Meski dalam Pasal 1 ayat (1) RUU Kebudayaan menafsirkan kebudayaan sebagai “keseluruhan gagasan, perilaku dan hasil karya manusia dan/atau kelompok manusia yang dikembangkan melalui proses belajar dan adaptasi terhadap lingkungannya yang berfungsi sebagai pedoman untuk kehidupan bermasyarakat, berbangsa, dan bernegara”, namun dalam pasal-pasal berikutnya, kebudayaan lagi-lagi dilihat dalam wujud yang paling konkret: produk dari kebudayaan. Memang ada semangat mendorong multikulturalisme di sana, namun semangat itu paling mentok hanya sampai perilaku. Barangkali memang sifat dasar sebuah undang-undang sebagai produk hukum, sehingga harus bersifat konkret dan tidak multitafsir, namun bagi saya, RUU ini tidak mengubah sudut pandang negara atas kebudayaan secara fundamental.
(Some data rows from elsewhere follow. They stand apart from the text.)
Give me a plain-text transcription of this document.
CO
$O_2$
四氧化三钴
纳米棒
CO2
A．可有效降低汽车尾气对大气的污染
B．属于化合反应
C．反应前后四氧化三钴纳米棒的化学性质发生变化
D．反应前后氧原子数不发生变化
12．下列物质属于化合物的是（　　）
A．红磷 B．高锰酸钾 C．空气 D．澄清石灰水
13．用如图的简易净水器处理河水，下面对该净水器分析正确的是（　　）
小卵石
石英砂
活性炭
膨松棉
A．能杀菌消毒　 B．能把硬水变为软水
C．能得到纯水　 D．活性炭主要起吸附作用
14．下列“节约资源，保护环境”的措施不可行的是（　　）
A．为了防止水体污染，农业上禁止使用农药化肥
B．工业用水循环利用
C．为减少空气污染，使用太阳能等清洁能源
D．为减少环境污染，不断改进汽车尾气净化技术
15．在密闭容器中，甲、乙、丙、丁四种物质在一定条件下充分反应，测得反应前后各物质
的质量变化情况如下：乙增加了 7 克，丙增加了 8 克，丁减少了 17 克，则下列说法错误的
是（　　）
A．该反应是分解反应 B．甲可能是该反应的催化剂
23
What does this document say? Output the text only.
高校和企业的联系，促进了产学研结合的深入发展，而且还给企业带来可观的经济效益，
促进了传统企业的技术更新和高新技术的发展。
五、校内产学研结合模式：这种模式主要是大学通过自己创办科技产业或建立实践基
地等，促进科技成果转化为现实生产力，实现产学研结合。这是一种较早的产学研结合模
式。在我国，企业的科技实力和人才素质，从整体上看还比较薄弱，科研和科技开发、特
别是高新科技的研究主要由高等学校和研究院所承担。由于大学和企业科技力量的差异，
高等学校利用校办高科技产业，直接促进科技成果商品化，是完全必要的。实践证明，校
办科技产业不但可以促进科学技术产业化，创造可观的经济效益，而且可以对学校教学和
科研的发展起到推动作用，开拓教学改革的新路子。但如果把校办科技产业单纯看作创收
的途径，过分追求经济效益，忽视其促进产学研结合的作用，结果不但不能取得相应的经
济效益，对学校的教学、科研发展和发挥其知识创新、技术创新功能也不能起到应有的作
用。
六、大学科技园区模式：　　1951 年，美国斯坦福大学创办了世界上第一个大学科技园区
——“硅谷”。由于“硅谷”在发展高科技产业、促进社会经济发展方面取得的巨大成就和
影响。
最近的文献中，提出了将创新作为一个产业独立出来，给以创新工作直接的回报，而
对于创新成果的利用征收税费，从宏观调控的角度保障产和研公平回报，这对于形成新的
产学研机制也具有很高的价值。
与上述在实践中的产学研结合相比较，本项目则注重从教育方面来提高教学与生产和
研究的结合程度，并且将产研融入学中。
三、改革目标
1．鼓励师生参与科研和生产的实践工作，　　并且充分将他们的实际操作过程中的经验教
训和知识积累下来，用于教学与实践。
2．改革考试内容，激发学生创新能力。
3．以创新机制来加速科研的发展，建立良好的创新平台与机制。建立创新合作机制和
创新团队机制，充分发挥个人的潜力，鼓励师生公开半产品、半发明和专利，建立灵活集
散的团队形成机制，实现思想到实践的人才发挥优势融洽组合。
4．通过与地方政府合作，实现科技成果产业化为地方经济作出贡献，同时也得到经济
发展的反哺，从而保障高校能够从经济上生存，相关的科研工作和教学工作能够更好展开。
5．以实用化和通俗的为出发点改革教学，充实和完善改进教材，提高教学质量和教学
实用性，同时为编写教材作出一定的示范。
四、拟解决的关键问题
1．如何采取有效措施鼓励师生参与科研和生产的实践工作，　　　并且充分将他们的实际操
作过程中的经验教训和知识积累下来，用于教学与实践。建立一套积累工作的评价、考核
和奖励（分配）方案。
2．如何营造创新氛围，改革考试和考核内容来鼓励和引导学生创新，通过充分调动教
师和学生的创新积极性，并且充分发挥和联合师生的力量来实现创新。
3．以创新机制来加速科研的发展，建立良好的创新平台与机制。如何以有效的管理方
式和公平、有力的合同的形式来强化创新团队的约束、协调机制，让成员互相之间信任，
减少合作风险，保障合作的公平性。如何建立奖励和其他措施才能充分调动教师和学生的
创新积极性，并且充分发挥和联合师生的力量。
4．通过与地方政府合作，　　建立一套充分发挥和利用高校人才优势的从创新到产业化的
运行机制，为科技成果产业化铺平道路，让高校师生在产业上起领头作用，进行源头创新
Lihatlah bagaimana RUU ini begitu bersemangatnya membahas mengenai pengelolaan kebudayaan, mulai dari Pasal 4 hingga Pasal 82, mulai dari tahap perencanaan hingga penyelenggaraan. Lihatlah bagaimana Pasal 10 secara terang benderang menyatakan bahwa “Perencanaan Pengelolaan Kebudayaan dilakukan di tingkat pusat dan daerah”, bahkan dalam Pasal 12 ayat 1 dikatakan bahwa perencanaan diwujudkan dalam rencana induk nasional pengelolaan kebudayaan. Maka saya tidak perlu bertanya siapa yang memiliki wewenang untuk itu, jelas pemerintah pusat. Maka saya pun bertanya, bagaimana mungkin kita bisa berharap pada RUU ini jika kebijakan untuk kebudayaan saja masih bersifat top-down? Di mana peran masyarakat dalam perencanaan kebudayaan? Rupanya kita masih belum beranjak kemana-mana, masih jadi penonton di pinggir arena.

Maka maafkan saya jika saya mengatakan, bahwa keberadaan RUU ini hanya sekedar melepas dahaga setelah lari jauh. Kita memang lega, tapi hanya sebentar, kemudian kita menyadari, rupanya garis finish masih teramat jauh.